Footballers playing in China’s national team should remove any existing tattoos and are “strictly prohibited” from getting any new ones, the country’s sports administration body has said.
The sport has found itself in the crosshairs of the Communist Party’s purity drive in recent years, and players on the national football team routinely cover their arms with long sleeves or bandages to hide their tattoos.
But the China Sports Administration statement, dated Tuesday, said that players in the national team “are strictly prohibited from having new tattoos”.
“Those who have tattoos are advised to have them removed,” the statement continued. “In special circumstances, the tattoos must be covered during training and competition, with the consent of the rest of the team.”
It went on to say that the under-20 national teams and those even younger were “strictly prohibited” from recruiting anyone with tattoos.
But not all fans appeared to be behind the new rules.
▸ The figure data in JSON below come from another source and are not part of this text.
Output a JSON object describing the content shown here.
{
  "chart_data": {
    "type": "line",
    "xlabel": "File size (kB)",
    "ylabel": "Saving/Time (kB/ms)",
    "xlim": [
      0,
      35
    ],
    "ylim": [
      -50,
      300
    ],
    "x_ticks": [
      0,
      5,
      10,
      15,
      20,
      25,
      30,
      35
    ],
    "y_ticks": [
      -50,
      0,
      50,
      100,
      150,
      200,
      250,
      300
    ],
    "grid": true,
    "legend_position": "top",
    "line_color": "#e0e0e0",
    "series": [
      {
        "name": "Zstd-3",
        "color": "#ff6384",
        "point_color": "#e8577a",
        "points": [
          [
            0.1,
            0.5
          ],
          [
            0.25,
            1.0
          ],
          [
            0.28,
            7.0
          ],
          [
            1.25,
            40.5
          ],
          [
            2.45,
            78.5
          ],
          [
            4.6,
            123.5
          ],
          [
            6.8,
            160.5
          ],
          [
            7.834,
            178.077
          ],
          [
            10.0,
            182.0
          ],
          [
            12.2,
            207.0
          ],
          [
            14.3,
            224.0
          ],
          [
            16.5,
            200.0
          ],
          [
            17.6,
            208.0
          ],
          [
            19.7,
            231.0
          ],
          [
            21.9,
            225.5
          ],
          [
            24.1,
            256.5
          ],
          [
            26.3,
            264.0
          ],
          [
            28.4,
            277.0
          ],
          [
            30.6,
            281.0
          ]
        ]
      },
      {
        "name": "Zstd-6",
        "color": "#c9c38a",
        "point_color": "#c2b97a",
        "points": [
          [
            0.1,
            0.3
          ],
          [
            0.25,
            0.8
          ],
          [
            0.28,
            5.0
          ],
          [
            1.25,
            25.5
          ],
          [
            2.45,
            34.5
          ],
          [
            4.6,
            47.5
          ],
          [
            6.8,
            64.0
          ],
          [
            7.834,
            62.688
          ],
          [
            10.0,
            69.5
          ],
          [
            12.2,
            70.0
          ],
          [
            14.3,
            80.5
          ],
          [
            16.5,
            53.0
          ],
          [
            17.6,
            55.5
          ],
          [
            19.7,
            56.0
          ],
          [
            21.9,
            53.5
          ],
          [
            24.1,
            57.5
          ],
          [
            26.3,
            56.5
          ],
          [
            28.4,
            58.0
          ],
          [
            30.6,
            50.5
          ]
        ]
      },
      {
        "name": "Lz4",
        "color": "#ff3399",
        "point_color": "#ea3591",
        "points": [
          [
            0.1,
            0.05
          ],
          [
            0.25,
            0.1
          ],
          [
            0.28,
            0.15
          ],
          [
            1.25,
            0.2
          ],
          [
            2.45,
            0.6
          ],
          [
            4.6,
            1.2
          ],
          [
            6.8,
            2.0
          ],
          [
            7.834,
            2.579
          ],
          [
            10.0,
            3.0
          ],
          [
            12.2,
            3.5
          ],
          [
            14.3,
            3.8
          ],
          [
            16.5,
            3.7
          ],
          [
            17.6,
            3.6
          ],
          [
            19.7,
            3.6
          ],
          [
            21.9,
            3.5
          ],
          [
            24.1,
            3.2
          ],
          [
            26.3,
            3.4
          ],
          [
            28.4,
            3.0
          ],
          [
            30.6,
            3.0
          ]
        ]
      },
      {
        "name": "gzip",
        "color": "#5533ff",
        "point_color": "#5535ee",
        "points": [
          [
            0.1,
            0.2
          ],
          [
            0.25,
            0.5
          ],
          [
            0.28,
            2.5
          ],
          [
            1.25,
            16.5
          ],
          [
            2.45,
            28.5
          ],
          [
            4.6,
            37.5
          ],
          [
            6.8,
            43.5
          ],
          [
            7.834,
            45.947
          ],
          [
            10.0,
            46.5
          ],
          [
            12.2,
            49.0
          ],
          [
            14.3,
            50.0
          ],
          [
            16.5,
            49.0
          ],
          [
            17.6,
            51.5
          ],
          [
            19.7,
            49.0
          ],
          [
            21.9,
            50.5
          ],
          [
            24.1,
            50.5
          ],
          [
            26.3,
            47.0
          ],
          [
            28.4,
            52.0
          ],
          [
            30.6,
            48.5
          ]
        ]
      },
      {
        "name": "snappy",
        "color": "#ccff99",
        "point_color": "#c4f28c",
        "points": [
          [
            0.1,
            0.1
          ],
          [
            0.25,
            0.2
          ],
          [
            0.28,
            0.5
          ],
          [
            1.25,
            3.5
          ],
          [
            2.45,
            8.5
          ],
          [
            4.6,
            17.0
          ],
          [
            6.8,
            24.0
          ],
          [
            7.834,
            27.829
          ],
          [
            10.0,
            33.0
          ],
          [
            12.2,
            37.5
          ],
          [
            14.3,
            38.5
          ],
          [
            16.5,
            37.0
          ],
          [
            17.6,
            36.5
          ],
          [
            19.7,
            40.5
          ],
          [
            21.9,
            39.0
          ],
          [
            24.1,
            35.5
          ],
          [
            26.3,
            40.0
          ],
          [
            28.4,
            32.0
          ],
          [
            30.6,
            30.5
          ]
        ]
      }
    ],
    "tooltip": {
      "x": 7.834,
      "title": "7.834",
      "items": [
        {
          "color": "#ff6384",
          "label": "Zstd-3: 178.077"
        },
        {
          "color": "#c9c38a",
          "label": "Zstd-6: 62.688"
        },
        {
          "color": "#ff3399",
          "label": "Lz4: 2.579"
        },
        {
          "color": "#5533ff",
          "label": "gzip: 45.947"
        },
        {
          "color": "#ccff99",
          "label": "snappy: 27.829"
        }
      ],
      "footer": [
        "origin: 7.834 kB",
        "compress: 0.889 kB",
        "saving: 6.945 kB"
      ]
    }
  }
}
“Are we choosing a good football player or a saint?” asked one angry fan on the social media platform Weibo.
“Shall we just say outright that only the Party members could play football?” asked another.
Body ink is traditionally frowned upon in China but it is increasingly popular among young adults, even as authorities make plain their disdain for it.
The Chinese Football Association has ordered players in the national team to cover tattoos in recent years and packed young footballers off to military camps for drills and Marxist-style “thought education”.
That has prompted complaints from fans that it is thinking more about politics than sport.
Last year, a women’s university football match was eventually called off after players were told they were not allowed to have dyed hair.
President Xi Jinping wants China to host and even win the World Cup one day.
But they are fifth of six teams in their qualifying group for next year’s World Cup, with only the top two guaranteed to qualify.
This year, Beijing has also pushed through a series of restrictions on youth culture, including sweeping measures to ban “abnormal aesthetics” and crack down on the perceived excesses of modern entertainment.
It has made an example out of movie stars that allegedly stepped out of line, banned reality talent shows and ordered broadcasters to stop featuring “sissy” men and “vulgar influencers”.
As tensions have mounted with the West, China has also pushed a nationalist and militaristic narrative at home, including a vision of tough masculinity.